Book review: ‘Cronkite’
Wed, Jun 27, 2012 (3:07 p.m.)
The Details
- Cronkite
Journalists love anniversaries. If you’re composing “history’s first draft,” it’s helpful to pause for the past’s pregnant moments—you know, “game-changers”—especially if they help certify the model of the world you’re assembling in soundbites, B-roll and tweets. Those pondering how their own craft helps shape politics will have a moment for reflection this summer, the 60th since the fledgling TV networks convinced the two political parties to allow coverage of their conventions.

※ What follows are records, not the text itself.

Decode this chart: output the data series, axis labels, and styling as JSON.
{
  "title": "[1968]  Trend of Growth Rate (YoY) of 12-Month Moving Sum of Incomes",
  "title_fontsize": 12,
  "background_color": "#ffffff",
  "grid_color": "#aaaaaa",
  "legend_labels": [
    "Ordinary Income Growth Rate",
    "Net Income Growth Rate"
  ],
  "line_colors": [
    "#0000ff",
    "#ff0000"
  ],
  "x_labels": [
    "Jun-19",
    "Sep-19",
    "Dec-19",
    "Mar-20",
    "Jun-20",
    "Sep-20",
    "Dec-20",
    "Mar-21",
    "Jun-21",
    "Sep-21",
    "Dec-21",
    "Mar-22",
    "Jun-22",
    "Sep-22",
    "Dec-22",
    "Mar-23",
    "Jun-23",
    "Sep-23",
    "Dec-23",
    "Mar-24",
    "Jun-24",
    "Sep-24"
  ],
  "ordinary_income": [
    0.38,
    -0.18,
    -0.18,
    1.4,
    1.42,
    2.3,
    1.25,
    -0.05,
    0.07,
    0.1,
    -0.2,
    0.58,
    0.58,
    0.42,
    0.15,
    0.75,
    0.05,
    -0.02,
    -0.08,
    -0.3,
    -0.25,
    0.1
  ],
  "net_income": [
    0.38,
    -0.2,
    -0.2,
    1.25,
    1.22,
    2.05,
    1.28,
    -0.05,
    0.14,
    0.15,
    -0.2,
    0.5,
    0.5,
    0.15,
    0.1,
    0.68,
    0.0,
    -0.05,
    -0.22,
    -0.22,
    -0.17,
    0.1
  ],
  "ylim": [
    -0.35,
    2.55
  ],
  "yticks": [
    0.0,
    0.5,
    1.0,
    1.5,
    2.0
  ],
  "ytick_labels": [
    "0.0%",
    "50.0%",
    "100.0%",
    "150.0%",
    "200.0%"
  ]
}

As Douglas Brinkley writes in Cronkite, legendary CBS News President Sig Mickelson negotiated the coverage and fought for Walter Cronkite as his network’s … what to call it? “Anchor-man” debuted in a CBS news release heralding 1952 election-night coverage. This was after Cronkite had defined the term during the conventions that nominated Adlai Stevenson and Dwight Eisenhower, at the same time altering the practice of politics. Brinkley quotes him from A Reporter’s Life: “Those 1952 conventions were not only the first but also the last time the American public would have an opportunity to see our neat political conclaves in pure, undiluted form. By 1956 the parties had begun to sanitize their proceedings.”
They had help: Cronkite’s. Brinkley also notes that Mickelson—a present-at-creation figure in television news—ran a “school” that summer for politicians eager to master the new medium, with Rep. John F. Kennedy among the pupils and Cronkite the teacher.

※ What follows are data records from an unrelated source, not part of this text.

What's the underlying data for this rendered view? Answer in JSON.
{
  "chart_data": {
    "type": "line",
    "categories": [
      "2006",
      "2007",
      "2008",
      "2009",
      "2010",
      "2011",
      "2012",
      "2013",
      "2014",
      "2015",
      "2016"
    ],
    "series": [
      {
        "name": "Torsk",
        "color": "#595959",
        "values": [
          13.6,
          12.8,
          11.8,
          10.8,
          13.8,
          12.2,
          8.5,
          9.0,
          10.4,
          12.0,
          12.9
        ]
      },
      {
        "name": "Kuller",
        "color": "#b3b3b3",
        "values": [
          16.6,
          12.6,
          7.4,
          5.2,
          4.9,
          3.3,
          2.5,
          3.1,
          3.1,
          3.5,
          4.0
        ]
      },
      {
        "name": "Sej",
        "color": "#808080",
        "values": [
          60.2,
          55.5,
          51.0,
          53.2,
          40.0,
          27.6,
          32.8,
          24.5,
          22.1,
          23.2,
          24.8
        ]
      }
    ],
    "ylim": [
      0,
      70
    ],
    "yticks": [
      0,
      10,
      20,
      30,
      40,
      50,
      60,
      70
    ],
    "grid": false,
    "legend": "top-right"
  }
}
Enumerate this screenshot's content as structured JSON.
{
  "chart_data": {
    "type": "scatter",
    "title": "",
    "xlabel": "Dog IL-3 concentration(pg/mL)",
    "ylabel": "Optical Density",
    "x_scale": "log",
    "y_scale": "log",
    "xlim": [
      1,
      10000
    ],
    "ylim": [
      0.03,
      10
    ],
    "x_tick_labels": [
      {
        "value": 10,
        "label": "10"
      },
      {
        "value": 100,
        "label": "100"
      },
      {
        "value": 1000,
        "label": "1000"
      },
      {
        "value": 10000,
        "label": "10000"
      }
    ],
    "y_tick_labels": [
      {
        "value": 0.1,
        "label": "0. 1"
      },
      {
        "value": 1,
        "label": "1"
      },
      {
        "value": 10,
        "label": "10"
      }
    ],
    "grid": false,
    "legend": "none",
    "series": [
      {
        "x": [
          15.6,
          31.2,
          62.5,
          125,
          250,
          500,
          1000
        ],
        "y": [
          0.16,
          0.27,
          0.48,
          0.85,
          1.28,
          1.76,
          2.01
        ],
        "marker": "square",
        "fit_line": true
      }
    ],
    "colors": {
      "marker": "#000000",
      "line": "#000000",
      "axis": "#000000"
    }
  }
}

In Cronkite, Brinkley chronicles a tension in Cronkite’s character that colors the journalism his generation gave us, between the noble practice of “objective” journalism and the hollow performance of simulated “events.” The man who shepherded the nation through conventions, assassinations and moon landings also interviewed costumed historical figures for the “news” program You Are There.
This set Cronkite at odds with Edward R. Murrow, who found such shenanigans shameful. Murrow’s celebrity allowed him to crusade, but his star waned at CBS as Cronkite’s rose, and with it the notion that objectivity meant Take No Stands. Sure, Uncle Walter did, most famously over Vietnam, but that was a course correction in a lifetime of Supporting the American Way, from playing the rah-rah game in World War II to pumping the Space Race.
Without meaning to, Brinkley describes Cronkite as shallow, vain and compromised. The flawed anchorman, who died in 2009, was at heart decent, though, and his judgments were trustworthy, mostly. But what he set in motion in 1952 has made his brand of objectivity quaint and dangerous.